ON APPEAL FROM Family Division (RCJ)
Sir Paul Coleridge sitting as a High Court Judge
FD12D03916
Royal Courts of Justice
Strand, London, WC2A 2LL
Before :
LORD JUSTICE BRIGGS
and
LADY JUSTICE KING
Between :
Li Quan | Appellant |
- and - | |
Stuart Bray | 1st Respondent |
- and - | |
Save China’s Tigers | 2nd Respondent |
Richard Todd QC & Lily Mottahedan (instructed by Vardags Solicitors) for the Appellant
The 1st Respondent appeared in person and was unrepresented
Richard Harrison QC & Samantha Ridley (instructed by Lewis Silkin LLP) for the 2nd Respondents
Hearing date : Tuesday 10th November 2015
Judgment
Approved Supplemental Judgment (to be read in conjunction with [2015] EWCA Civ 1253)
Lady Justice King :
On 4 December 2015, a short judgment by Briggs LJ and King LJ was handed down granting Li Quan (the wife) permission to appeal against an order made on 27 October 2014 by Mr Justice Coleridge (as he then was). The court provided for the filing of submissions by the parties in order for case management orders to be made to ensure the smooth running of the appeal itself.
By a Notice of Application dated 7 December 2015 Stuart Bray ( the husband) who represents himself in these proceedings, requests Briggs LJ and King LJ:
“to exercise the jurisdiction granted to them under the line of case law following re Barrell Enterprises [1973] 1 WLR 19, which allow them to reverse or revisit or clarify their decision before sealing of the Order. Such an action would be in accordance with the overriding objective, to deal with the application justly, for the reasons set out in the notes in support of the application attached herein”
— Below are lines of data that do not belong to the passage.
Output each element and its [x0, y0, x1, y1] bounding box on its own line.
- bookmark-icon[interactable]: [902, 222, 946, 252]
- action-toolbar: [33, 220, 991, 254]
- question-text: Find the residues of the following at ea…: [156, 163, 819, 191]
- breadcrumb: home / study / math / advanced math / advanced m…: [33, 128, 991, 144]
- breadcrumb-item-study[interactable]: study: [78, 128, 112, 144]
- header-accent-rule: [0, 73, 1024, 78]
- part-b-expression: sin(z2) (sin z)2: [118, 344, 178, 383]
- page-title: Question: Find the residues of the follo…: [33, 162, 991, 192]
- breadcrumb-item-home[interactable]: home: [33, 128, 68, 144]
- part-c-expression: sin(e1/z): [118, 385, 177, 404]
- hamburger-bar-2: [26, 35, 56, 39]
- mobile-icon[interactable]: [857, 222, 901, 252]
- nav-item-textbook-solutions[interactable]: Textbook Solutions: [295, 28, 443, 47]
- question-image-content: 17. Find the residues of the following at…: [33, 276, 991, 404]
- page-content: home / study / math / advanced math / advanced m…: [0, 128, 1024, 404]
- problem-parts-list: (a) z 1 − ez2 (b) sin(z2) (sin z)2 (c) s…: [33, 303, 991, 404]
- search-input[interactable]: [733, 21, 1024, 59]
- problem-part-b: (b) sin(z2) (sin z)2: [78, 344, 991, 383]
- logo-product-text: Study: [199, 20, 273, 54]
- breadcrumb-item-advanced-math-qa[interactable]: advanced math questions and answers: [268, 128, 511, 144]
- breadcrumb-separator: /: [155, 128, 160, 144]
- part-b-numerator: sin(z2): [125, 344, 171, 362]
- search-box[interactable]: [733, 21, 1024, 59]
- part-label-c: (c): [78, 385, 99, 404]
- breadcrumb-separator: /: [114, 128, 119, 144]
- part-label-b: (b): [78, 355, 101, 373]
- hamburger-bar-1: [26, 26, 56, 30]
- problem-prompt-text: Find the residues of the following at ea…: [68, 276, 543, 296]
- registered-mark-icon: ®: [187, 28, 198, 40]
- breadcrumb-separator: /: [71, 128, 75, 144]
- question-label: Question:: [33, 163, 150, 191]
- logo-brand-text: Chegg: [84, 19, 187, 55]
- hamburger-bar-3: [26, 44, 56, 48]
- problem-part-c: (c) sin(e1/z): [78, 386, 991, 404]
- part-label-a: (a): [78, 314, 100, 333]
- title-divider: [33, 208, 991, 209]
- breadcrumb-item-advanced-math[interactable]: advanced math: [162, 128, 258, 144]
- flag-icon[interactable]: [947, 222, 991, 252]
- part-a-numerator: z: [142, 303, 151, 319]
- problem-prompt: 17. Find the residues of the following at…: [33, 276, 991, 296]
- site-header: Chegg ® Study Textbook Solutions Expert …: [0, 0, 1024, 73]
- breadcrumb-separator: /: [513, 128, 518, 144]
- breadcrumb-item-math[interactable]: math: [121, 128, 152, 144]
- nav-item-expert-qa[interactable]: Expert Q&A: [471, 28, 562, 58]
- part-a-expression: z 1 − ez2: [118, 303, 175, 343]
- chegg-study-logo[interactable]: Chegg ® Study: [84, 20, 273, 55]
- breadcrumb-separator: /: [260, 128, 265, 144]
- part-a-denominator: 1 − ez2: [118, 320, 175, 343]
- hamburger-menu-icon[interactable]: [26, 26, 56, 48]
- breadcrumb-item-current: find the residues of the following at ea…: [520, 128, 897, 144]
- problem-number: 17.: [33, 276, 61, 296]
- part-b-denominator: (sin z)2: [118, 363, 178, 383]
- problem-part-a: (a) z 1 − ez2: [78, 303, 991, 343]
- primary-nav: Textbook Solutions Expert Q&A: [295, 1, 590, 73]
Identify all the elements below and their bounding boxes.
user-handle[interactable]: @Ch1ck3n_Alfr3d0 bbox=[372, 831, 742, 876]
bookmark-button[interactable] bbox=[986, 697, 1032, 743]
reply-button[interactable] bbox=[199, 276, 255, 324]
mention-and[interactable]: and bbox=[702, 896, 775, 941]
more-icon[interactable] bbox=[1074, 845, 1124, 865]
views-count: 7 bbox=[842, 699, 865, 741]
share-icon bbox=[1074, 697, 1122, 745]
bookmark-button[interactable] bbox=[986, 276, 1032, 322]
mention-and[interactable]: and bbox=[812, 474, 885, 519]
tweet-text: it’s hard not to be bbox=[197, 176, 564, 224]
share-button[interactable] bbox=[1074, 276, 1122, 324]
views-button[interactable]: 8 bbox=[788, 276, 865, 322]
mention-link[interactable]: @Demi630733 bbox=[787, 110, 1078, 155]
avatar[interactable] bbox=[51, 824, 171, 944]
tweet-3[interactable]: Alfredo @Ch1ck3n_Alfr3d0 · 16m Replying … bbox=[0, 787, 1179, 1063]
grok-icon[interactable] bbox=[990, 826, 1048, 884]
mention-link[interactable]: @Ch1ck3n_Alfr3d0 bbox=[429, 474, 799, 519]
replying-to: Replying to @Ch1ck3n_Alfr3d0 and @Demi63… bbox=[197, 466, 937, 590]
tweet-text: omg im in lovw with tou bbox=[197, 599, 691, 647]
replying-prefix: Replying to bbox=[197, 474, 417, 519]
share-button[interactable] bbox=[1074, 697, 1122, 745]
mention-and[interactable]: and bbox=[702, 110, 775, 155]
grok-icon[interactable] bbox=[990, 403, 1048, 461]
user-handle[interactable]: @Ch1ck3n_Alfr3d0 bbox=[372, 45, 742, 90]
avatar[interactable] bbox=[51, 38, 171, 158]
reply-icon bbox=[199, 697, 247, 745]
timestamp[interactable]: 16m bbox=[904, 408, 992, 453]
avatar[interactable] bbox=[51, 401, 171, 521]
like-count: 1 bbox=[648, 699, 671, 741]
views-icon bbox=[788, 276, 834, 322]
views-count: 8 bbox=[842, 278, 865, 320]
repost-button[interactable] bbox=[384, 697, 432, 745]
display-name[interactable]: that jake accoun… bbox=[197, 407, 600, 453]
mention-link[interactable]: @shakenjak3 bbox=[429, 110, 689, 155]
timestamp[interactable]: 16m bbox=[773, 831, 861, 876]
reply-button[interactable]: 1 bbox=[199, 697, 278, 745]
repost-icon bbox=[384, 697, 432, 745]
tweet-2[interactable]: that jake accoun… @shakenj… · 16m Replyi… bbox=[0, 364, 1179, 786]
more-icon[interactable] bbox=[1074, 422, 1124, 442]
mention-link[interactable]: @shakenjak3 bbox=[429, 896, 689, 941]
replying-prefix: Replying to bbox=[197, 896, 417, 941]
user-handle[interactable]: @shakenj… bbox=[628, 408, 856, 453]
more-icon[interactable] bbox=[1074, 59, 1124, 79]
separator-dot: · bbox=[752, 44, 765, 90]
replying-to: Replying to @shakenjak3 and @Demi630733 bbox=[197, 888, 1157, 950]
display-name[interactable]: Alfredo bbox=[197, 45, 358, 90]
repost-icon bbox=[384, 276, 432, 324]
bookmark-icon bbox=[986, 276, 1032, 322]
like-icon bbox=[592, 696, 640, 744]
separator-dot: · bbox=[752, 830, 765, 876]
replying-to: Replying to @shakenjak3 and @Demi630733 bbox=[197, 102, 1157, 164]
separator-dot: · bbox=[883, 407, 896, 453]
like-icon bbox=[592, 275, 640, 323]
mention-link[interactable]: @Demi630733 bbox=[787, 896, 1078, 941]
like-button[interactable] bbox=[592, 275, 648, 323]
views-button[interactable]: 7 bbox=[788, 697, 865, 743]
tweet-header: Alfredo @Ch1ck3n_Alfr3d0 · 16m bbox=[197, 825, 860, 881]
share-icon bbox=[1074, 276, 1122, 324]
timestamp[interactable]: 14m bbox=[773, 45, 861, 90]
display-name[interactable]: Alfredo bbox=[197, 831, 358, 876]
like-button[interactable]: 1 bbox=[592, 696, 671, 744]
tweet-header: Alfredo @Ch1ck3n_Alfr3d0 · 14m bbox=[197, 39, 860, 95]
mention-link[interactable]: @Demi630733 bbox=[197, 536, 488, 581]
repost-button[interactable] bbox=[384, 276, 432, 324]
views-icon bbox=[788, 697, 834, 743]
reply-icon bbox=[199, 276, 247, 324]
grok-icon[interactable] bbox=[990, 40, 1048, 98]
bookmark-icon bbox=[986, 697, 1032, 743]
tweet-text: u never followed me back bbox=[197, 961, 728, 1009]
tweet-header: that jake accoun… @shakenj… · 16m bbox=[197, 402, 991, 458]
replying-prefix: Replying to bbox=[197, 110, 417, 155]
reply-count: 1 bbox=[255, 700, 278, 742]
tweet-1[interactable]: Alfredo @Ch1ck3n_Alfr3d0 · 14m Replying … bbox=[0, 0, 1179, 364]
Attached to the Notice is a substantial document within which the husband seeks to reargue his case that permission to appeal should not be granted. The husband says: that there are factual errors in my judgment, that the court was grievously misled by those representing the wife at the oral application for permission to appeal and that the reasoning of Mr Justice Coleridge was clear and cogent. The husband underlines the devastating consequences of the litigation on the family and on the Charity.
I have had the benefit of submissions from both the wife and SCT (UK); suffice it to say the wife opposes the application and SCT (UK) whilst making a number of observations, is essentially neutral.
A party may make an application, a so called Re Barrell Enterprises application, to reconsider a judgment including where the judgment is a judgment of an appeal court: Gravgaard v Aldridge & Brownlee The Times, December 2, 2004 CA.
Although there may be cases where a judge should or chooses to make material alterations to their judgment in the interests of justice they will be rare. It should be borne in mind that the granting of permission to appeal is precisely that; the court is not setting aside the judgment at first instance and is neither confirming nor rejecting any of the findings within it. The court in giving permission is simply saying that the appeal stands a real (i.e. more than fanciful) prospect of success on the basis that the judge for the reasons (or some of the reasons) found in the grounds of appeal may have fallen into error.
In Gravgaard the court held that where counsel made further submissions before handing down, the court would only rarely allow them to reopen contentious matters or to attempt to add to their case or make a new case. Similarly in Daniels v Thompson [[2004] EWCA Civ 307 the Court of Appeal refused to give counsel permission to make further oral or written submissions following receipt of a draft judgment.
The submissions made by the husband in support of this application fall firmly within the category of cases where a party has sought to reargue the case, although in this instance, after the handing down of the judgment but before the order has been sealed. The husband will have every opportunity to argue the points he makes at the hearing of the full appeal; in the event that the wife fails in her appeal she will, in all likelihood, have to pay the costs of all parties. The court is not in saying this unrealistic as to the consequences of having given permission. I am aware that of the costs of the appeal itself which will have to be found and that in the event that the wife succeeds in her appeal, it may well be a Pyrrhic victory for her, leading to a retrial at further vast expense and a real possibility that the funds at the centre of the dispute will have been wholly dissipated in costs. It is for that reason that the court in its judgment urged the parties to negotiate and emphasised that even the seemingly ‘unsettleable’ case can be settled if both sides are determined that a solution will be found.
The task of Briggs LJ and myself had in fact been limited to deciding whether to request the judge to amplify his judgment or to grant permission forthwith, Ryder LJ having already expressed the view that the judge’s reasoning was inadequate. Even if that had not been so, this court is not prepared to permit further submissions at this stage covering essentially the same ground as that which was covered by the husband at both the oral permission stage. The application is therefore dismissed and the court declines to reverse or revisit or clarify its decision to grant permission to appeal.
Case management submissions have been made by the other parties. The husband is given an extension to file his case management submissions to 5 January 2016.